Radhar mengirimkannya ke harian Kompas dan dimuat. Pada saat duduk di bangku
kelas dua SMP, ia menjadi redaktur tamu majalah Kawanku. Selama beberapa bulan,
ia membantu menyeleksi naskah cerpen dan puisi yang masuk. Ia mulai mengarang
cerita pendek, puisi, dan membuat ilustrasi ketika duduk di kelas tiga SMP.
Beberapa karyanya, di
antaranya, dimuat di majalah Zaman, yang waktu itu redakturnya adalah Danarto.
Radhar menyamar jati dirinya dengan nama Reza Morta Vileni. Nama samaran itu
diilhami oleh nama teman sekolahnya, Rezania, yang piawai berdeklamasi. Saat
sekolah SMA di Bogor ia juga sempat bergabung dengan Bengkel Teater Rendra.
Namun, Radhar berselisih dengan Rendra mengenai manajemen grup. Akhirnya, ia
mengundurkan diri. Ia menuruti anjuran Anto Baret untuk melanjutkan studi ke
perguruan tinggi. Harapannya diterima di Studi Ekonomi Pembangunan, Universitas
Pajajaran, gagal. Ia diterima di sosilogi, UI. Mata kuliahnya diselesaikan
dalam waktu 2,5 tahun.
Teater dan kerja jurnalistik
kembali menggodanya sehingga ia tidak acuh pada tata adminitrasi di kampusnya.

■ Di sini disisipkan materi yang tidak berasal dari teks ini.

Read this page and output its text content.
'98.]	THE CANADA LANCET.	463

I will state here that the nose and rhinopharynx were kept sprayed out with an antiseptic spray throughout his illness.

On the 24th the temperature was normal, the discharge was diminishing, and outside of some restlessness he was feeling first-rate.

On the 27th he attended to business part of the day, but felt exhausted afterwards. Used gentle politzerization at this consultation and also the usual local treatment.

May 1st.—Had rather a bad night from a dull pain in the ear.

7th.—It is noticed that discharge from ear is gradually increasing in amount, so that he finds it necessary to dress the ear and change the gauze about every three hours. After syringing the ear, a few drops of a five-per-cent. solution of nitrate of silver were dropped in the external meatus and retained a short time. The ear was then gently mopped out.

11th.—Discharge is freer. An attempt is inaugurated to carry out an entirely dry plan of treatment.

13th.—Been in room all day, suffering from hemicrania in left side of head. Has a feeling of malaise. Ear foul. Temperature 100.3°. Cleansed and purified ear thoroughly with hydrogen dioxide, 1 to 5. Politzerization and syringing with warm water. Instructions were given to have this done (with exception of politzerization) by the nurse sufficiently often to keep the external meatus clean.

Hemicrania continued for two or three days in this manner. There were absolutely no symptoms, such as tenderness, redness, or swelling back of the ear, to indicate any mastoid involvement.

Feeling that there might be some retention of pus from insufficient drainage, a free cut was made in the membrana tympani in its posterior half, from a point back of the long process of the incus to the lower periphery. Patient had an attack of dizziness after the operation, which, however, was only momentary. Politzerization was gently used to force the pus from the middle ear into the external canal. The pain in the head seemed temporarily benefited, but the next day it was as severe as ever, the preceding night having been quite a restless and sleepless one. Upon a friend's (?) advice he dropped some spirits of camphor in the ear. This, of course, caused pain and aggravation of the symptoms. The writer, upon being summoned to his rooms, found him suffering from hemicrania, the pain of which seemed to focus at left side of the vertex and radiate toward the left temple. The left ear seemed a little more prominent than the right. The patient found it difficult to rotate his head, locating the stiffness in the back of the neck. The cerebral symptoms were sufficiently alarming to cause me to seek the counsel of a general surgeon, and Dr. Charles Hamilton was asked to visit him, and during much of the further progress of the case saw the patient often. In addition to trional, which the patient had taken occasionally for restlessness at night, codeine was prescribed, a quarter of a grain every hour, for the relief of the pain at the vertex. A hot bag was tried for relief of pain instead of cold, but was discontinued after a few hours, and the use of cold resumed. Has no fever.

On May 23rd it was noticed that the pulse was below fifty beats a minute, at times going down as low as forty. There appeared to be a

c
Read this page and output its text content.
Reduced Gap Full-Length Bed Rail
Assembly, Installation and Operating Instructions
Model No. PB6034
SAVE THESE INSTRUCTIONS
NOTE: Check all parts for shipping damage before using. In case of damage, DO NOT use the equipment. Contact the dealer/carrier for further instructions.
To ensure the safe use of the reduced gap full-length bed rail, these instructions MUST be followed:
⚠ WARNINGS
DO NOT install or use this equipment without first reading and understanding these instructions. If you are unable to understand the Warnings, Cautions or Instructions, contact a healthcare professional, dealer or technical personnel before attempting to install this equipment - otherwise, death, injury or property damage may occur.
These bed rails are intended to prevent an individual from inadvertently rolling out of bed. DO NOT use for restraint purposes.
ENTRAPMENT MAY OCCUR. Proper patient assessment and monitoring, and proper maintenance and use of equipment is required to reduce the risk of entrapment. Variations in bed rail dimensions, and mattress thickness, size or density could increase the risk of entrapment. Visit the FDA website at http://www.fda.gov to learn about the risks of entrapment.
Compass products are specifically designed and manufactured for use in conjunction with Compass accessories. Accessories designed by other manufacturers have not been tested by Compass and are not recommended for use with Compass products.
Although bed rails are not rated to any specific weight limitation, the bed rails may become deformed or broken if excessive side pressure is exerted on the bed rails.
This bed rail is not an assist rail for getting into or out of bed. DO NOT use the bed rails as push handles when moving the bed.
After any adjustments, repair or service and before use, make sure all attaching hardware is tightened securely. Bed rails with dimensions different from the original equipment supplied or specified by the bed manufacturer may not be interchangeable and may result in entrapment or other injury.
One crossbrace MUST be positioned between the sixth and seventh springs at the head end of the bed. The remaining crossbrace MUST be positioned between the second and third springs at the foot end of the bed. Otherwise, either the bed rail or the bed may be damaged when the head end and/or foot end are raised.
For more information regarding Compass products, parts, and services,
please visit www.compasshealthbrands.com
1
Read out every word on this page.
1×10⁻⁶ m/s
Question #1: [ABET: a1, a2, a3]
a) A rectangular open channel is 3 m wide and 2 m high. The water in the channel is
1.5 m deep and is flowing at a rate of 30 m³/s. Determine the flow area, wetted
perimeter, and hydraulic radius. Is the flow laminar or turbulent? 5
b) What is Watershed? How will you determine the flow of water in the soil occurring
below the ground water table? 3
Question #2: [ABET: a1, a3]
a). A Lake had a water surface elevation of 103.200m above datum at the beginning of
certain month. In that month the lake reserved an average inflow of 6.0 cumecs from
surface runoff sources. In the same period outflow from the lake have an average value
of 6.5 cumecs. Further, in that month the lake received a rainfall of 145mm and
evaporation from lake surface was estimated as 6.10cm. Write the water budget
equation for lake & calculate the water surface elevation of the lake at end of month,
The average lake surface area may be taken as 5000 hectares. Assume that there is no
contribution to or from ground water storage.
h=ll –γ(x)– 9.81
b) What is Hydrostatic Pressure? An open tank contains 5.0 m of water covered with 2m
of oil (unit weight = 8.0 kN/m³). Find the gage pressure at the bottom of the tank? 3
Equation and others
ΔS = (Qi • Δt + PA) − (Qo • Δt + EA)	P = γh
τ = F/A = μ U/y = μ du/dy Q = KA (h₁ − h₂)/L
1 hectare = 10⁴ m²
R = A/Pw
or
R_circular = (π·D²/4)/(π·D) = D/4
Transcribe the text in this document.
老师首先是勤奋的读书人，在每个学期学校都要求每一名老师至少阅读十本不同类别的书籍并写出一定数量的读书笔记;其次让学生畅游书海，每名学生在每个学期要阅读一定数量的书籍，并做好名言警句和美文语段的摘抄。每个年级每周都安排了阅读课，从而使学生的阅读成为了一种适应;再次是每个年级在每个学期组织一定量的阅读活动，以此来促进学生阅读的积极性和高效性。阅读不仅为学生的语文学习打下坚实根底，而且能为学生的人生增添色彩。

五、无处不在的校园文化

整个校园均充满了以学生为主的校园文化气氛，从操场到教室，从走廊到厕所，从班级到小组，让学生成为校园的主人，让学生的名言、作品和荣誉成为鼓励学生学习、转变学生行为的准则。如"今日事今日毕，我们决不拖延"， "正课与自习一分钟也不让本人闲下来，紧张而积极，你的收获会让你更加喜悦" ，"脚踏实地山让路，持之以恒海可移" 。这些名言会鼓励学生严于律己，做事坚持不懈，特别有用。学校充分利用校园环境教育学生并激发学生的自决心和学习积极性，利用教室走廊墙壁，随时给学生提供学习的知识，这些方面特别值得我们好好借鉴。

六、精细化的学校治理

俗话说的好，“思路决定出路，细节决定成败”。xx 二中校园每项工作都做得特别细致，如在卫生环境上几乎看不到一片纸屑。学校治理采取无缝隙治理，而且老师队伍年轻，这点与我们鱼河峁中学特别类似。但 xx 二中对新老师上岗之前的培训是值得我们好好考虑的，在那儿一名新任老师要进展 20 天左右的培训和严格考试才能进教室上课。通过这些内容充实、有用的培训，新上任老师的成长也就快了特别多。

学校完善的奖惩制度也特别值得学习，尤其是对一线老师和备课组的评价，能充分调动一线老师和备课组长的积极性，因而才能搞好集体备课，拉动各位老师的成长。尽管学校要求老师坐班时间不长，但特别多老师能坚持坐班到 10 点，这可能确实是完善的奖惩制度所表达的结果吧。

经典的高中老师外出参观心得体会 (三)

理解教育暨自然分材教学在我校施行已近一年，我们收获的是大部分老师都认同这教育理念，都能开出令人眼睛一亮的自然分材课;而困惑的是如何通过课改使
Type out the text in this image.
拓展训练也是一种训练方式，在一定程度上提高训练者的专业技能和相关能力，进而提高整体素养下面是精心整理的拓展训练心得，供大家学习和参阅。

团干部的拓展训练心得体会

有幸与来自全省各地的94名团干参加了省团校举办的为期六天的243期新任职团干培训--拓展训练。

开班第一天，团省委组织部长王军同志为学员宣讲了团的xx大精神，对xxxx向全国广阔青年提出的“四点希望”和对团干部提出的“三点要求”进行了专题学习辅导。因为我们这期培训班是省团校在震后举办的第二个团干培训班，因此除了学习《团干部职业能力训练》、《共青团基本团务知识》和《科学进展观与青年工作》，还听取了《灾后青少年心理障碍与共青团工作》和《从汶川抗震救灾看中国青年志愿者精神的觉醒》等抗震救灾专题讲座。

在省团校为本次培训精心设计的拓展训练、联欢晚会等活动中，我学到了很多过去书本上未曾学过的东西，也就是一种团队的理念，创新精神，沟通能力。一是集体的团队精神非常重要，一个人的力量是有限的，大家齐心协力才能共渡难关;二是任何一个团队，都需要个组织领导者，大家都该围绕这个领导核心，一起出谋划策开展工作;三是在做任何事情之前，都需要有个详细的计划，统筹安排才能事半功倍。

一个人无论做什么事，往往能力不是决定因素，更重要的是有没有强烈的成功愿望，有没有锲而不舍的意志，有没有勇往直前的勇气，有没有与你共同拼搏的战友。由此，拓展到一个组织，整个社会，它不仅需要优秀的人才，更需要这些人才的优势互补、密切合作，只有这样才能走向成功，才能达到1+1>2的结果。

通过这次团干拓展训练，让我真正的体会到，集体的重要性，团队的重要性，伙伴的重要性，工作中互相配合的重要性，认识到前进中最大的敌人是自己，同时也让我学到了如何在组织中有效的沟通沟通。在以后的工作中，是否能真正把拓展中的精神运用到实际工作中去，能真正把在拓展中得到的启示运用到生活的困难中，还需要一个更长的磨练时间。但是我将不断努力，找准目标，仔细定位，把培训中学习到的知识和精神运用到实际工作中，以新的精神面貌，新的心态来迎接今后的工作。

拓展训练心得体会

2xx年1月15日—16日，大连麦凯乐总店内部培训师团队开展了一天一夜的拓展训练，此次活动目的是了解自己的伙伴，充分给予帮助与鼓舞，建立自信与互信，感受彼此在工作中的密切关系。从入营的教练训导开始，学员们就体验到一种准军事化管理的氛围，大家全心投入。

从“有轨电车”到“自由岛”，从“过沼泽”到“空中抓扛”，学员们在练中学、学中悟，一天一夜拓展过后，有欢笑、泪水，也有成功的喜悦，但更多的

Saat ia akan pergi ke Prancis, barulah ia mengurus masalahnya itu. Tahun 1997,
Radhar melanjutkan studi di Ecole des Hautes Etudes en Science Sociales,
Prancis, dengan meriset postmodernisme di Indonesia. Baru setahun, Radhar
pulang ke Indonesia dan membatalkan fasilitas studi yang harusnya mencapai
tingkat doktoral. Alasannya, “Aku tak kuat menahan diri. Sementara aku hidup
enak di sini, di negeriku orang-orang hidup dalam teror.” Pada waktu itu di
Indonesia sedang terjadi kekacauan politik dan ketidakstabilan keamanan akibat
tergulingnya Suharto dari kursi presiden.
Sepulang dari Prancis, Radhar
mengalami stres berat. Ia divonis gagal ginjal kronis, acute renal failure dan
cjronic renal failure, pembunuhan sel ginjal secara perlahan. Dua buah
ginjalnya dinyatakan sudah mati. Hingga hari ini, tiada hari yang ia lewati
tanpa gangguan 2-3 penyakit dari sekitar 15 penyakit baru yang dapatkan setelah
cuci darah. Pencapaiannya saat ini adalah mengelola rubrik “Teroka” di harian
Kompas, memimpin Federasi Teater Indonesia, Bale Sastra Kecapi, dan Teater
Kosong yang ia dirikan serta pengajar di Universitas Indonesia. Kini, Radhar
Panca Dahana menetap di Tangerang bersama istri dan seorang anaknya. Ketika
Arswendo Atmowiloto membuat Koma
(Koran Remaja) pada akhir 1970-an, Radhar turut terlibat sebagai reporter dan
menandai kiprahnya sebagai jurnalis. Ia mencantumkan nama aslinya Radhar
sebagai reporter dan Reza sebagai penata artistik. Pada periode itu
produktivitasnya mengarang cerpen remaja sangat tinggi. Waktu itu terbit
berbagai majalah kumpulan cerpen di Jakarta, seperti Pesona dan Anita, menjadi
tempat penampungan karyanya. Cerpen Radhar Panca Dahana kala itu juga mengisi
media massa cetak, seperti majalah remaja Gadis, Nona, dan Hai, bahkan, majalah
dewasa, seperti Keluarga, Pertiwi, dan Kartini. Karier Radhar sebagai jurnalis
pemula semakin berkembang ketika ia diterima bekerja di harian Kompas.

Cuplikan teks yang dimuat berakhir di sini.